A USHS can also deal with problems before they become problems. Here, it's recommended (but not required) that you get a check-up roughly every six months. I usually ignore that because I'm one of those horribly stubborn men who won't go to the doctor if I can possibly avoid it but I'm also on anti-depressent medication which requires a review every few months and my most recent review showed I had slightly high blood pressure. Because that was caught very early on, I can deal with it with a couple of fairly minor adjustments to my diet and lifestyle. Cost to the NHS: About fifteen minutes of the doctor's time to explain the changes I needed to make, no expenditure of drugs to deal with it. If you're sick and you have to pay for doctor's visits, you put them off as long as possible so when you finally do go to the doctor, you're sick as a dog and off work for weeks or even months. When doctor's visits are included in your taxes, you go as soon as you're sick and, in most cases, you're back at work by the end of the week.
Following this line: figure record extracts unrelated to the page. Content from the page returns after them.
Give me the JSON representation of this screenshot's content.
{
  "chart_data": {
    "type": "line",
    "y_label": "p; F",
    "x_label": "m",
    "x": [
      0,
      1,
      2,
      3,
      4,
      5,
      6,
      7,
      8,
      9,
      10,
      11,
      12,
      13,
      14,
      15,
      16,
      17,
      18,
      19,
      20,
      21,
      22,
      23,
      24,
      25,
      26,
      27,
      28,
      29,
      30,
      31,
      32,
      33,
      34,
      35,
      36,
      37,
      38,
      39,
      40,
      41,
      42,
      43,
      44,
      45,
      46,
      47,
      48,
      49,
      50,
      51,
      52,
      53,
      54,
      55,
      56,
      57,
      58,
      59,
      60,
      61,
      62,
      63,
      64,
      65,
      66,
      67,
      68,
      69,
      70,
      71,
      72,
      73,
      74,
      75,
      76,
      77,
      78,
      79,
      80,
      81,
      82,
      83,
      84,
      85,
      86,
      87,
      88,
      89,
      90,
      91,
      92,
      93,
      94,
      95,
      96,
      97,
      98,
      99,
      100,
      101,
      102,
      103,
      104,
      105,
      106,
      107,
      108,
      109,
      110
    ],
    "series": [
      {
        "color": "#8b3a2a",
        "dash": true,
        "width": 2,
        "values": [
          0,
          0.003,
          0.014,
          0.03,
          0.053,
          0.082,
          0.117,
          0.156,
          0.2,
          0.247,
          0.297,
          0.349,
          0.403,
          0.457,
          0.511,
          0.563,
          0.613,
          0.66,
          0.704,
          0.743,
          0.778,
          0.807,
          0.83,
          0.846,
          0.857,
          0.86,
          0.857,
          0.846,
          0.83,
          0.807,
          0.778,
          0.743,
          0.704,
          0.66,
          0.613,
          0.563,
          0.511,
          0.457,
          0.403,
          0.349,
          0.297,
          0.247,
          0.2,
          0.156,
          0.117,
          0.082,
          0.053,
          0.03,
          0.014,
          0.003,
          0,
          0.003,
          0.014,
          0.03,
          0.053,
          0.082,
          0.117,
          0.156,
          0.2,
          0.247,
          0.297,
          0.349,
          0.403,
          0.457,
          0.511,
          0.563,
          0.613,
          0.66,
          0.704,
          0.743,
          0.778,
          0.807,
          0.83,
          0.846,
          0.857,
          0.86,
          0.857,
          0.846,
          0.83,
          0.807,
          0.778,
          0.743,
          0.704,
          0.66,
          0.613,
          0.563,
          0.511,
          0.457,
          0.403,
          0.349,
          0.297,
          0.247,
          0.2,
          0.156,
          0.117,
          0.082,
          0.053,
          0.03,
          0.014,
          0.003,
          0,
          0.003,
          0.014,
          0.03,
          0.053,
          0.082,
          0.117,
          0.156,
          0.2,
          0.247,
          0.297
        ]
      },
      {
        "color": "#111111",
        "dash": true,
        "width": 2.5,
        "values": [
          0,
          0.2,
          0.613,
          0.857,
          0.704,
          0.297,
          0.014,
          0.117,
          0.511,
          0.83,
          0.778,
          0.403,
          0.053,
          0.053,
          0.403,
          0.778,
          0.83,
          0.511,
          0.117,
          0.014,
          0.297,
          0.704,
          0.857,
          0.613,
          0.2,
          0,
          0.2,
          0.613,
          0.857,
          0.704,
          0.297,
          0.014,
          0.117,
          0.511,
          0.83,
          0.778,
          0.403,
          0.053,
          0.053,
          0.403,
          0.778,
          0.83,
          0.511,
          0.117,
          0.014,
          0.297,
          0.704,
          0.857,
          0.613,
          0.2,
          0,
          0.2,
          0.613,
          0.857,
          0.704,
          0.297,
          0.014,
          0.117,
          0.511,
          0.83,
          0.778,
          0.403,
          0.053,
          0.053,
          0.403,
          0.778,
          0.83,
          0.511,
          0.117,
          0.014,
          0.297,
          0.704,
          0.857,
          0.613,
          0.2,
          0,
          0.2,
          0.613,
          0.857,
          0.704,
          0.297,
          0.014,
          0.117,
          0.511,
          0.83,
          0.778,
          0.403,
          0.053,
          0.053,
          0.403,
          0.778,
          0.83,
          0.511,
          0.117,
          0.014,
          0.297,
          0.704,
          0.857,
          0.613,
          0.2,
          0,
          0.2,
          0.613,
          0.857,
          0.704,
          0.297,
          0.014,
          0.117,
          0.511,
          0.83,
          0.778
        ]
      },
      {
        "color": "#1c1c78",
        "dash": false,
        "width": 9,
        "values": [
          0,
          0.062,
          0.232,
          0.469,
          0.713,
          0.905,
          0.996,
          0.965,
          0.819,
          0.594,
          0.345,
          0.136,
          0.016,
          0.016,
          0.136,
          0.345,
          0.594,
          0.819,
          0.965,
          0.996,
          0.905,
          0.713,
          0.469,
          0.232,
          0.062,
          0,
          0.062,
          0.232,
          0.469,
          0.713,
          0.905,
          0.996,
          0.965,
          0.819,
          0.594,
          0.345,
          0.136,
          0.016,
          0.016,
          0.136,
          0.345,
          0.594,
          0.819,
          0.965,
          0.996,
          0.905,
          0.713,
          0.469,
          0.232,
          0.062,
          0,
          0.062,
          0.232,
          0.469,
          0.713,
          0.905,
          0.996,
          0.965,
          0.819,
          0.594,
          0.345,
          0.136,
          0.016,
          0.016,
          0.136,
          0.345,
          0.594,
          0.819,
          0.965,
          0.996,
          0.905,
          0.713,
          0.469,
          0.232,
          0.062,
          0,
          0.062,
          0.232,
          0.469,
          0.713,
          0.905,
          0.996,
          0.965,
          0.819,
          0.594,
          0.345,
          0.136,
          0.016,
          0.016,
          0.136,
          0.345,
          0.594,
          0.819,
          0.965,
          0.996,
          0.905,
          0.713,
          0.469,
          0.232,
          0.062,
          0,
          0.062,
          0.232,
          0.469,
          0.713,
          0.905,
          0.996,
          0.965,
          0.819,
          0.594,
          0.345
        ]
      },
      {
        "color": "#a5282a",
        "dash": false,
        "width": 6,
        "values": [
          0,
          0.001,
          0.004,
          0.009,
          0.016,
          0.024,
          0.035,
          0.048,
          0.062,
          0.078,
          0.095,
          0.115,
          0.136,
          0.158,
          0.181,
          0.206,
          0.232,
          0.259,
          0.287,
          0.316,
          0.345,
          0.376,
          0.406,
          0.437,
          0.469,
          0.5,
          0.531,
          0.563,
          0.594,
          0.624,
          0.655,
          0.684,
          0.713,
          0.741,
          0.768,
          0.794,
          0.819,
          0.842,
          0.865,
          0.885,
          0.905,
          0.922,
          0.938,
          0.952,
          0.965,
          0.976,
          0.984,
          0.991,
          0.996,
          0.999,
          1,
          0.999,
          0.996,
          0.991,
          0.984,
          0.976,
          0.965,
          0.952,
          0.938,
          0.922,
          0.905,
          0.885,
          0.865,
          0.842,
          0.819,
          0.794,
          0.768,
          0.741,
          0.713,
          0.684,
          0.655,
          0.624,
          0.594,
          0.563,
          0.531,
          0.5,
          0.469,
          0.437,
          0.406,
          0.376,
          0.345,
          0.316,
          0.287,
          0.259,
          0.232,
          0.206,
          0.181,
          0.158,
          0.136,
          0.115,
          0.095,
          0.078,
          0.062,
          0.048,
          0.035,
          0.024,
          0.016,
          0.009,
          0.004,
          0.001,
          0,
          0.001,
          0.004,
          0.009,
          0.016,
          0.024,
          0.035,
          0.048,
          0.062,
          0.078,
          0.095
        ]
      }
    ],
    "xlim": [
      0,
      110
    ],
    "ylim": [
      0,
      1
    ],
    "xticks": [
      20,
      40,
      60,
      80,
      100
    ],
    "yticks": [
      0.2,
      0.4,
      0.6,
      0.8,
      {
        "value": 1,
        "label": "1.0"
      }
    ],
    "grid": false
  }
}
Now, there's loads of different ways of funding universal healthcare. The UK, France and Germany all have entirely different funding mechanisms but the US is coming to this idea late in the game so there's nothing to stop the US from studying the existing methods and mix-and-matching parts, absorbing Medicare and Medicaid along the way, until you come up with something special and uniquely American. Morally, I don't think I need to justify universal healthcare here. Conservatives keep telling me that it's a bad idea because it would always be broke. I think they've missed the point. Of course it always broke! It's not supposed to turn a profit! You put money in and get healthcare out, that's how it's supposed to work. Then they tell me it can't work because government can't do anything right. Guys, the entirety of the rest of the civilised world manages this in some form. We can debate the particular methods in various ways but is the USA really so uncivilised that it can't even manage to build a working healthcare system? I don't think so. I think you have plenty of people who could set up and run such a system perfectly well. They will occasionally tell you that Europe is begging the US not to go down the road of "socialised medicine". They are lying to you. Every time some idiot here proposes abolishing the NHS, we shout them down and boot them out of office at the first opportunity. The NHS isn't perfect, don't get me wrong, there are problems but no corporate suit decides if you live or die.
Healthcare isn't "sexy". Politicians love posing with troops or battleships, they're "sexy". But healthcare is reliable, it saves lives day-in and day-out and it does so quietly, with minimal fuss. You have around forty million reasons you need a system like that and an economy to save.